A recent post at my blog may be interesting to LW. It is a high-level discussion of what precisely defined value extrapolation might look like. I mostly wrote the essay while a visitor at FHI.
The basic idea is that we can define extrapolated values by just taking an emulation of a human, putting it in a hypothetical environment with access to powerful resources, and then adopting whatever values it eventually decides on. You might want some philosophical insight before launching into such a definition, but since we are currently laboring under the threat of catastrophe, it seems that there is virtue in spending our effort on avoiding death and delegating whatever philosophical work we can to someone on a more relaxed schedule.
You wouldn't want to run an AI with the values I lay out, but at least it is pinned down precisely. We can articulate objections relatively concretely, and hopefully begin to understand/address the difficulties.
(Posted at the request of cousin_it.)
(Also, "utility function" might be confusing especially for outsiders who are used to "utility function" meaning a mapping from world states to utility values, whereas Paul is using it to mean a parameterless computation that returns a utility value.)
I think Paul is thinking that the utility definition that the simulated humans come up with is not necessarily a definition of our actual values, but just something that causes the outer AGI to self-modify into an FAI, and for that purpose it might be enough to define it using a programming language.

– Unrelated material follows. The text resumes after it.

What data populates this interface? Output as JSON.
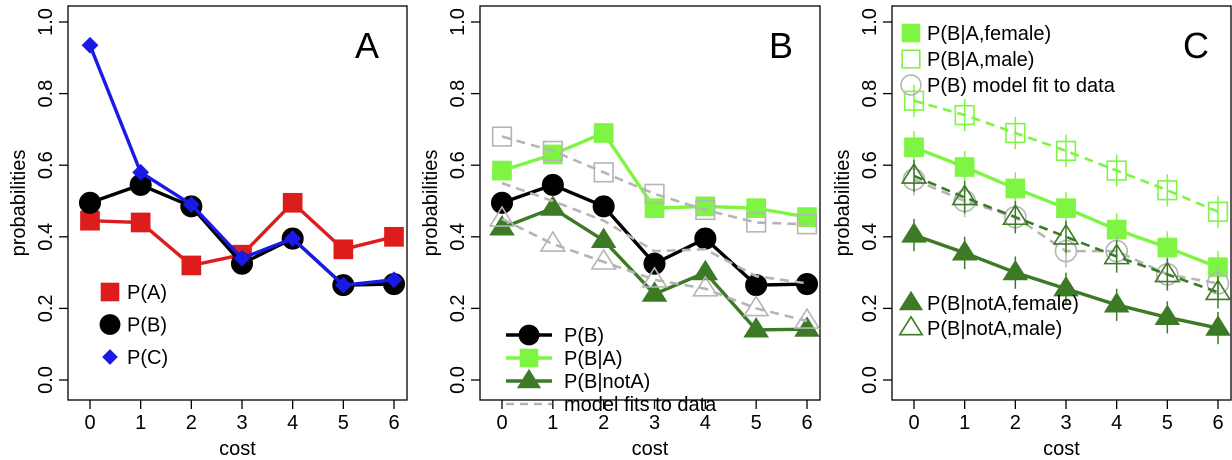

I think Paul's intuition here is that the simulated humans (or enhanced humans and/or FAIs they build inside the simulation) may find it useful to "blur the lines". In other words, the distinction you draw is not a fundamental one but just a safety heuristic that the simulated researchers may decide to discard or modify once they become "powerful enough". For example they may decide to partially simulate the outer AGI or otherwise try to reason about what it might do given various definitions of U' the simulation might ultimately decide upon, once they understand enough theory to see how to do this in a safe way.